Tuesday, May 20, 2014

The Day the Learning Died

A terrible thing happened a few weeks ago and it has taken me awhile to sort out how I feel.  As part of cost-cutting measures made necessary by budgetary constraints to the school district, ten helping teachers lost their positions, five of them from the IML (Information Media Literacy) department. This means the complete elimination of this department, and a move away from supporting teachers and teacher-librarians as they attempt to update their practice, embrace inquiry learning and use technology effectively and purposefully in their classrooms.  I don't get it.

In the past year alone, our school district has invested hundreds of thousands of dollars providing technology, resources, professional development and support to teachers, students and schools working towards innovative and effective learning.  More money has gone towards the creation of learning commons in many of our school.  At the heart of this movement are +Kevin Amboe, +Shelagh Lim, +Orwell Kowalyshyn, +Lisa Domeier and Sarah Guilmant-Smith.
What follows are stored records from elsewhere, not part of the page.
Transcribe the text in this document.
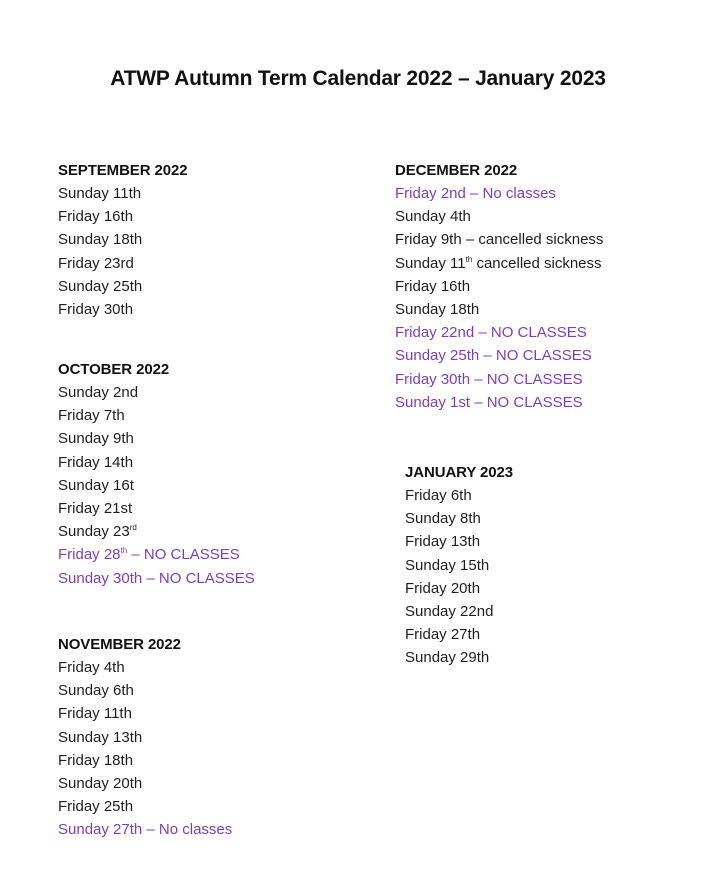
ATWP Autumn Term Calendar 2022 – January 2023
SEPTEMBER 2022
Sunday 11th
Friday 16th
Sunday 18th
Friday 23rd
Sunday 25th
Friday 30th
OCTOBER 2022
Sunday 2nd
Friday 7th
Sunday 9th
Friday 14th
Sunday 16t
Friday 21st
Sunday 23rd
Friday 28th – NO CLASSES
Sunday 30th – NO CLASSES
NOVEMBER 2022
Friday 4th
Sunday 6th
Friday 11th
Sunday 13th
Friday 18th
Sunday 20th
Friday 25th
Sunday 27th – No classes
DECEMBER 2022
Friday 2nd – No classes
Sunday 4th
Friday 9th – cancelled sickness
Sunday 11th cancelled sickness
Friday 16th
Sunday 18th
Friday 22nd – NO CLASSES
Sunday 25th – NO CLASSES
Friday 30th – NO CLASSES
Sunday 1st – NO CLASSES
JANUARY 2023
Friday 6th
Sunday 8th
Friday 13th
Sunday 15th
Friday 20th
Sunday 22nd
Friday 27th
Sunday 29th
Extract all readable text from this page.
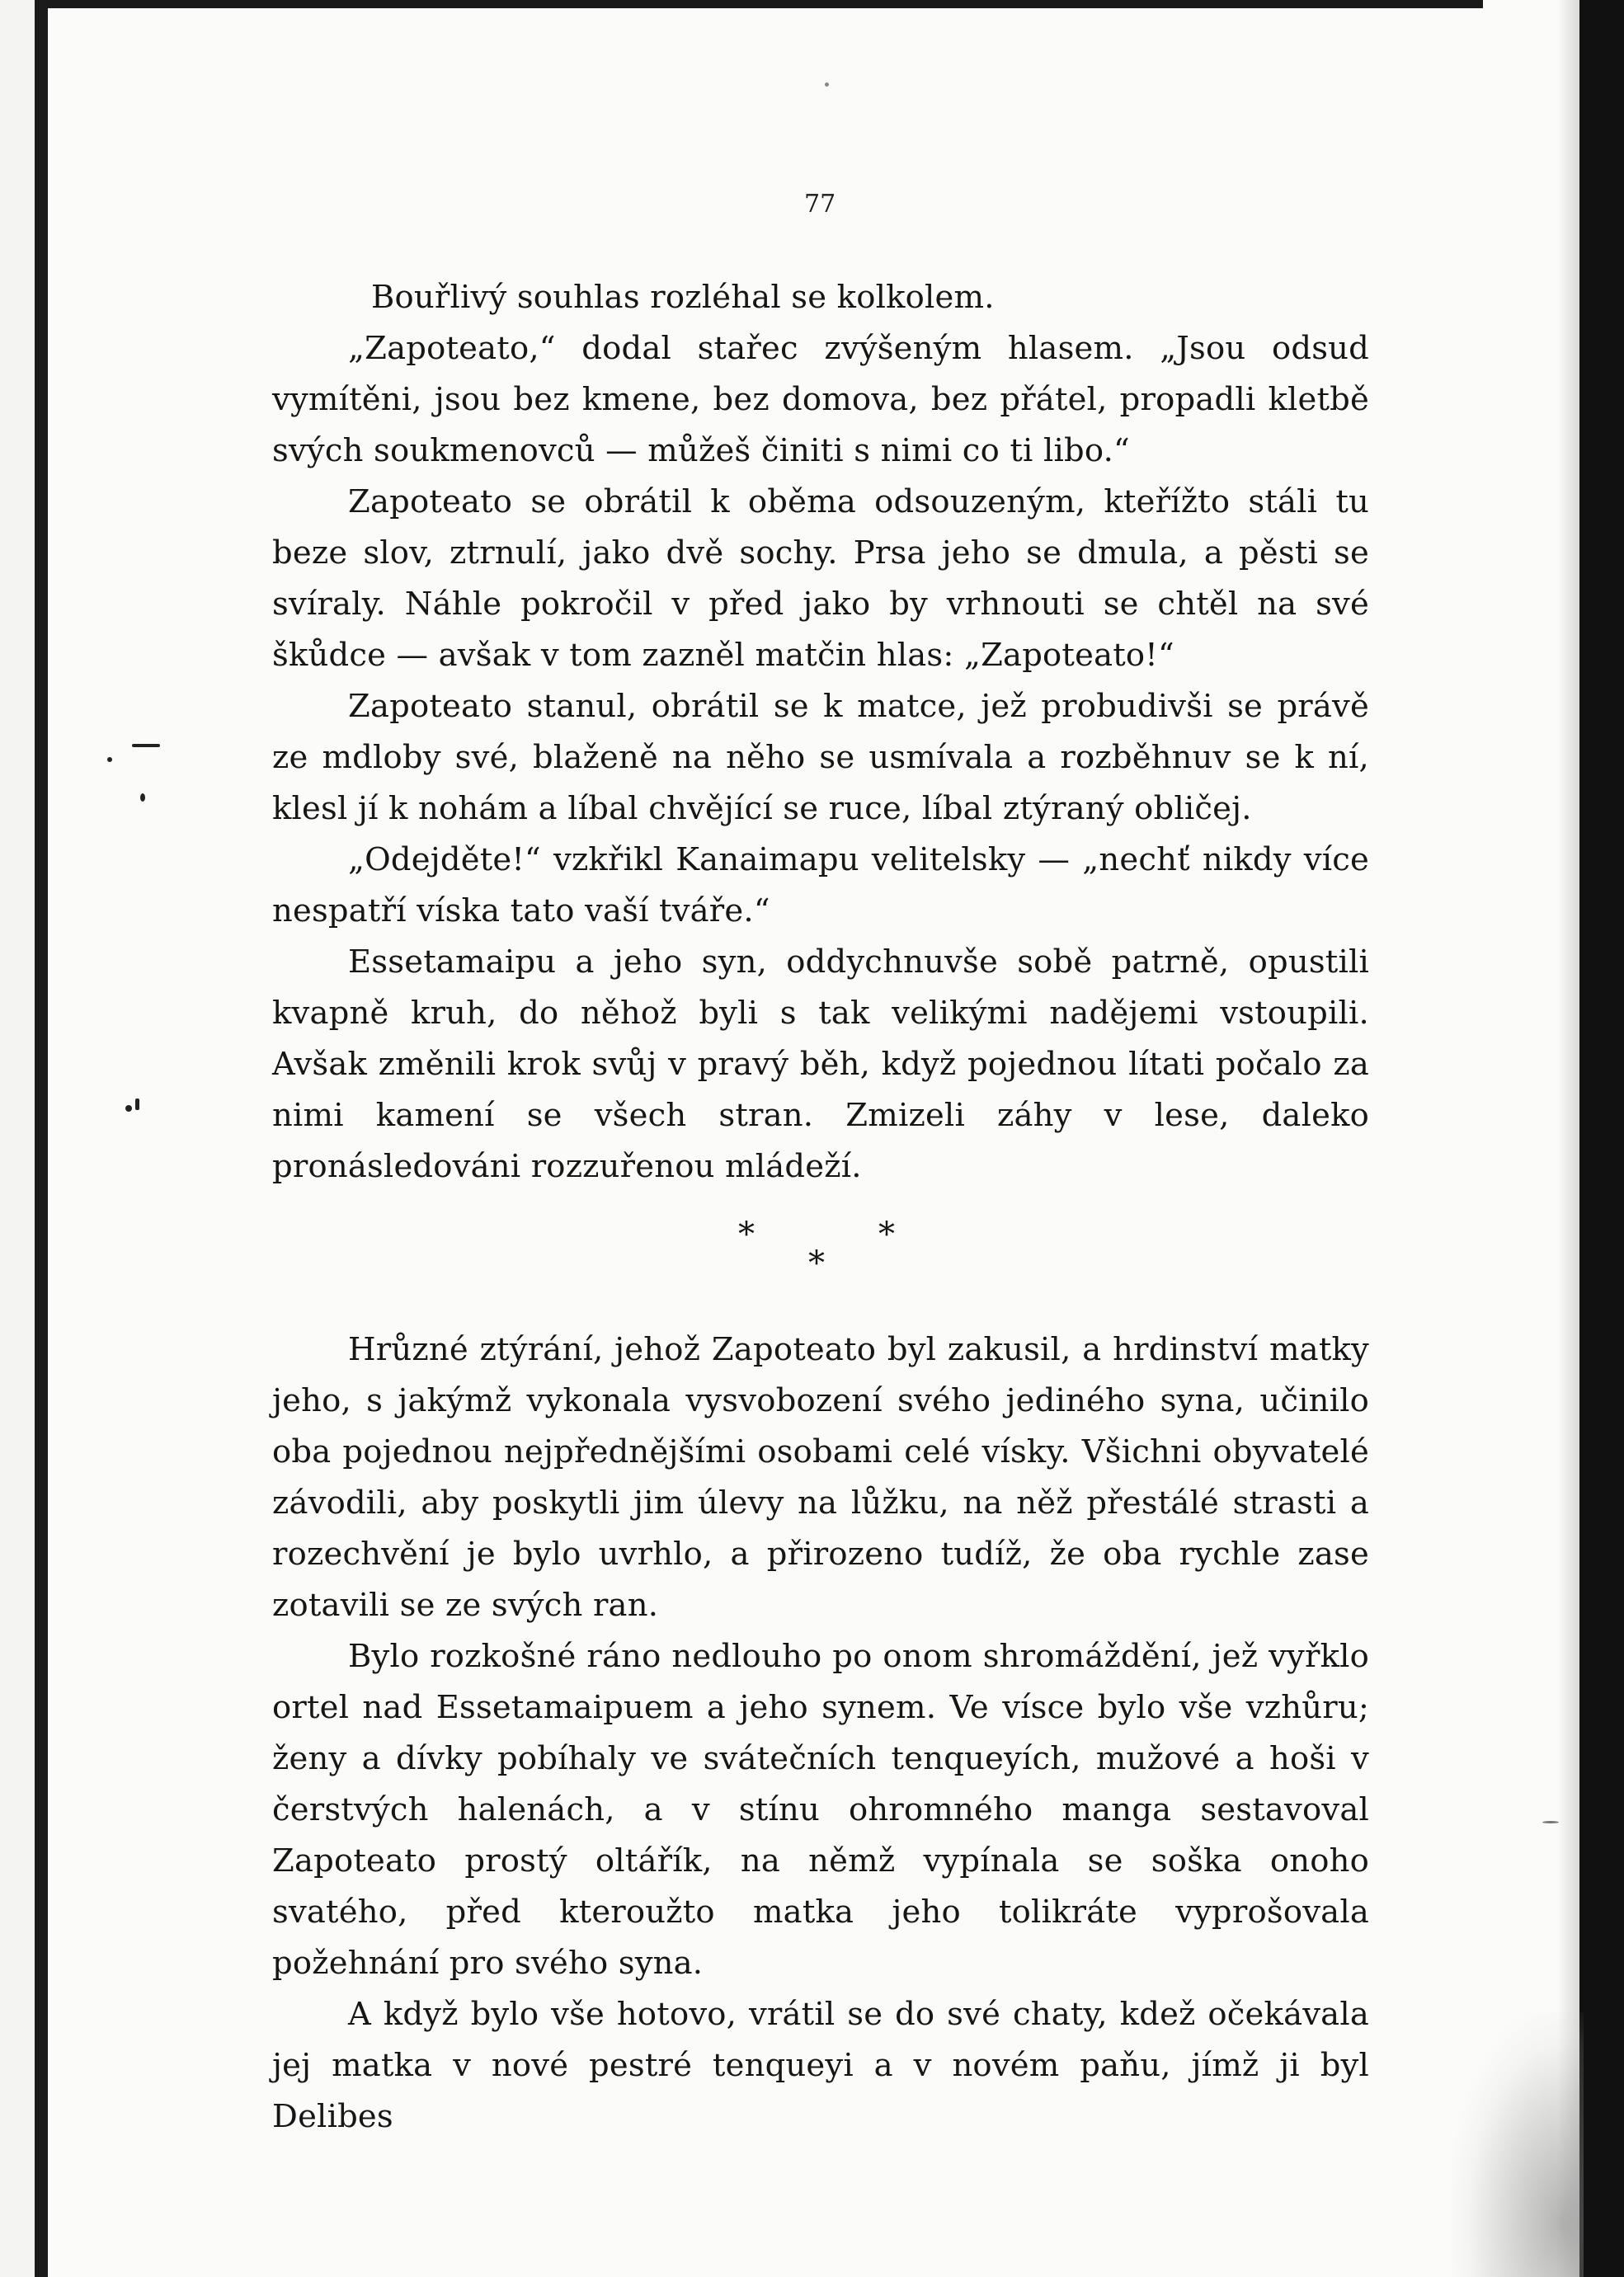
77

Bouřlivý souhlas rozléhal se kolkolem.

„Zapoteato,“ dodal stařec zvýšeným hlasem. „Jsou odsud vymítěni, jsou bez kmene, bez domova, bez přátel, propadli kletbě svých soukmenovců — můžeš činiti s nimi co ti libo.“

Zapoteato se obrátil k oběma odsouzeným, kteřížto stáli tu beze slov, ztrnulí, jako dvě sochy. Prsa jeho se dmula, a pěsti se svíraly. Náhle pokročil v před jako by vrhnouti se chtěl na své škůdce — avšak v tom zazněl matčin hlas: „Zapoteato!“

Zapoteato stanul, obrátil se k matce, jež probudivši se právě ze mdloby své, blaženě na něho se usmívala a rozběhnuv se k ní, klesl jí k nohám a líbal chvějící se ruce, líbal ztýraný obličej.

„Odejděte!“ vzkřikl Kanaimapu velitelsky — „nechť nikdy více nespatří víska tato vaší tváře.“

Essetamaipu a jeho syn, oddychnuvše sobě patrně, opustili kvapně kruh, do něhož byli s tak velikými nadějemi vstoupili. Avšak změnili krok svůj v pravý běh, když pojednou lítati počalo za nimi kamení se všech stran. Zmizeli záhy v lese, daleko pronásledováni rozzuřenou mládeží.

*
*
*

Hrůzné ztýrání, jehož Zapoteato byl zakusil, a hrdinství matky jeho, s jakýmž vykonala vysvobození svého jediného syna, učinilo oba pojednou nejpřednějšími osobami celé vísky. Všichni obyvatelé závodili, aby poskytli jim úlevy na lůžku, na něž přestálé strasti a rozechvění je bylo uvrhlo, a přirozeno tudíž, že oba rychle zase zotavili se ze svých ran.

Bylo rozkošné ráno nedlouho po onom shromáždění, jež vyřklo ortel nad Essetamaipuem a jeho synem. Ve vísce bylo vše vzhůru; ženy a dívky pobíhaly ve svátečních tenqueyích, mužové a hoši v čerstvých halenách, a v stínu ohromného manga sestavoval Zapoteato prostý oltářík, na němž vypínala se soška onoho svatého, před kteroužto matka jeho tolikráte vyprošovala požehnání pro svého syna.

A když bylo vše hotovo, vrátil se do své chaty, kdež očekávala jej matka v nové pestré tenqueyi a v novém paňu, jímž ji byl Delibes
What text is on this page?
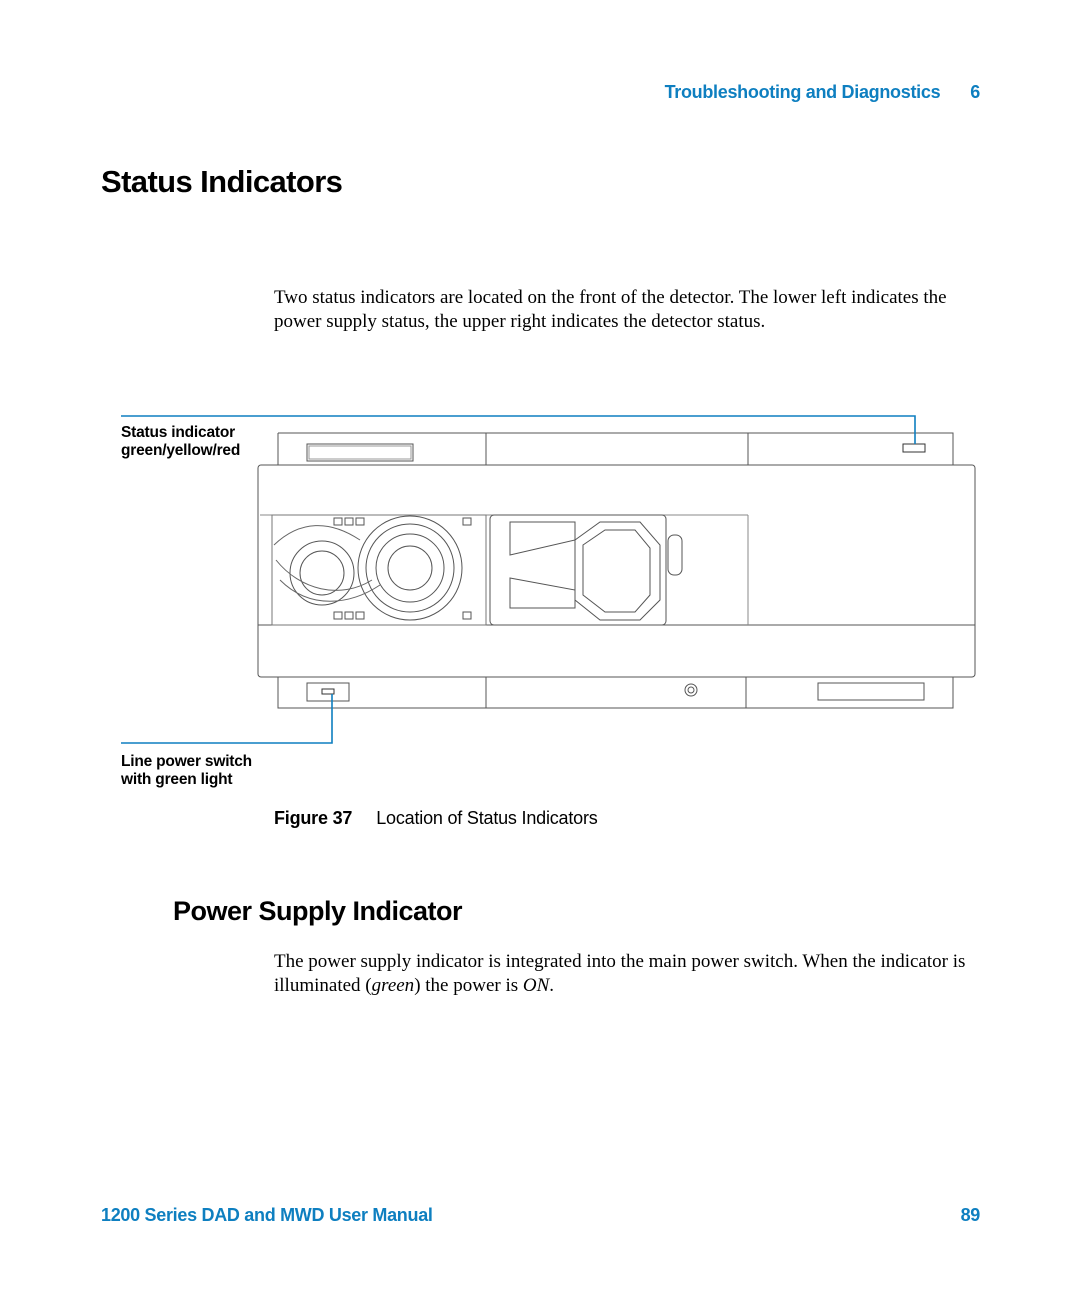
Troubleshooting and Diagnostics 6
Status Indicators

Two status indicators are located on the front of the detector. The lower left indicates the power supply status, the upper right indicates the detector status.

Status indicator
green/yellow/red
Line power switch
with green light
Figure 37 Location of Status Indicators
Power Supply Indicator

The power supply indicator is integrated into the main power switch. When the indicator is illuminated (green) the power is ON.

1200 Series DAD and MWD User Manual	89
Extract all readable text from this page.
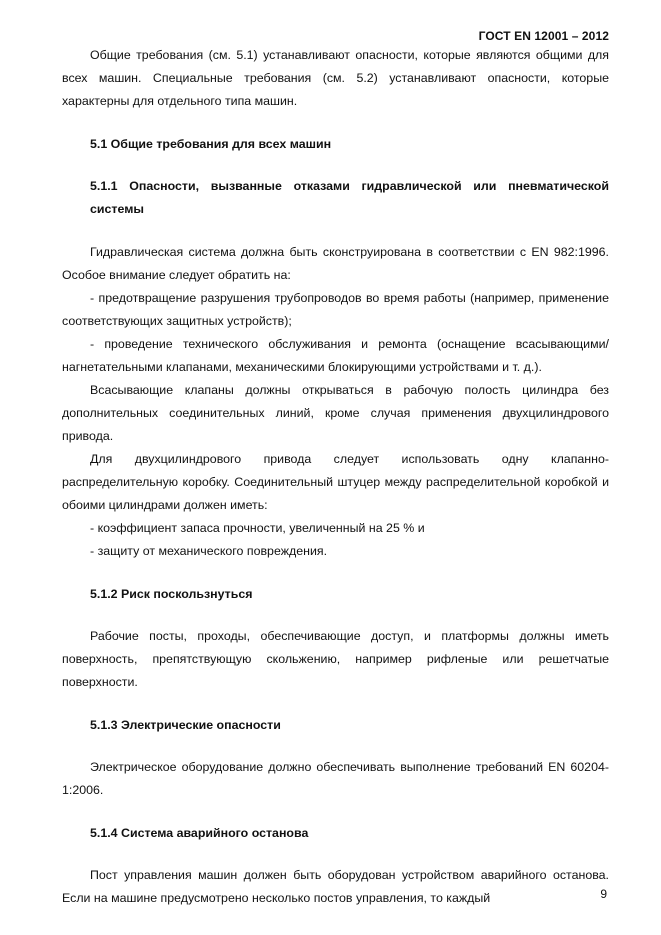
ГОСТ EN 12001 – 2012

Общие требования (см. 5.1) устанавливают опасности, которые являются общими для всех машин. Специальные требования (см. 5.2) устанавливают опасности, которые характерны для отдельного типа машин.

5.1 Общие требования для всех машин
5.1.1 Опасности, вызванные отказами гидравлической или пневматической системы

Гидравлическая система должна быть сконструирована в соответствии с EN 982:1996. Особое внимание следует обратить на:

- предотвращение разрушения трубопроводов во время работы (например, применение соответствующих защитных устройств);

- проведение технического обслуживания и ремонта (оснащение всасывающими/нагнетательными клапанами, механическими блокирующими устройствами и т. д.).

Всасывающие клапаны должны открываться в рабочую полость цилиндра без дополнительных соединительных линий, кроме случая применения двухцилиндрового привода.

Для двухцилиндрового привода следует использовать одну клапанно-распределительную коробку. Соединительный штуцер между распределительной коробкой и обоими цилиндрами должен иметь:

- коэффициент запаса прочности, увеличенный на 25 % и

- защиту от механического повреждения.

5.1.2 Риск поскользнуться

Рабочие посты, проходы, обеспечивающие доступ, и платформы должны иметь поверхность, препятствующую скольжению, например рифленые или решетчатые поверхности.

5.1.3 Электрические опасности

Электрическое оборудование должно обеспечивать выполнение требований EN 60204-1:2006.

5.1.4 Система аварийного останова

Пост управления машин должен быть оборудован устройством аварийного останова. Если на машине предусмотрено несколько постов управления, то каждый	9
They are the public face of educational reform......and they walk the walk.   Surrey is the proud owner of a Twitter hashtag and iTunes U account that is widely respected throughout North America.  Surrey teachers publish and share and innovate and collaborate and on and on and on.  This team of educators are our cheerleaders, mentors and the ones that push us onto the public stage.  They make us better than we are.  We cannot afford to lose the good ones.

It has taken over ten years for us early adapters to see shifts in the educational landscape to the point that 21st century learning is becoming widespread and necessary.  Even the new BC Ed curriculum stresses the obvious:

One of the core tenets of the BC Education Plan is that there will be increased emphasis on the teaching of 21st century competencies like creativity, critical thinking, problem solving, digital literacy, emotional literacy, interpersonal skills, and collaboration. Many people want assurance though, that this doesn’t come at the expense of foundational skills.

And now, what?  There is evidence that professional development makes an incredible difference to the effectiveness of teachers. The loss of these helping teachers is going to mean, at best, a significant slowdown in the acquisition of essential skills by students and teachers alike.  One of my biggest fears hinges on knowing that without significant changes in teacher pedagogy, tech integration is ineffective.  I fear that three years from now, someone in charge will look at the expensive technology deployed in 2013 - 2014, realize it had little impact on student achievement and decide tech integration wasn't worth it after all.  They will embrace instead the standardized test.  They will ignore what I know is true - that tech integration needs creative teaching, risk-taking and courage to work.  That students can be engaged and connected and achieve and create and learn.  That all students can be included.  That knowledge is at every students' fingertips.  That... as Albert Einstein reminds us......creativity is intelligence having fun.  That hurts my spirit.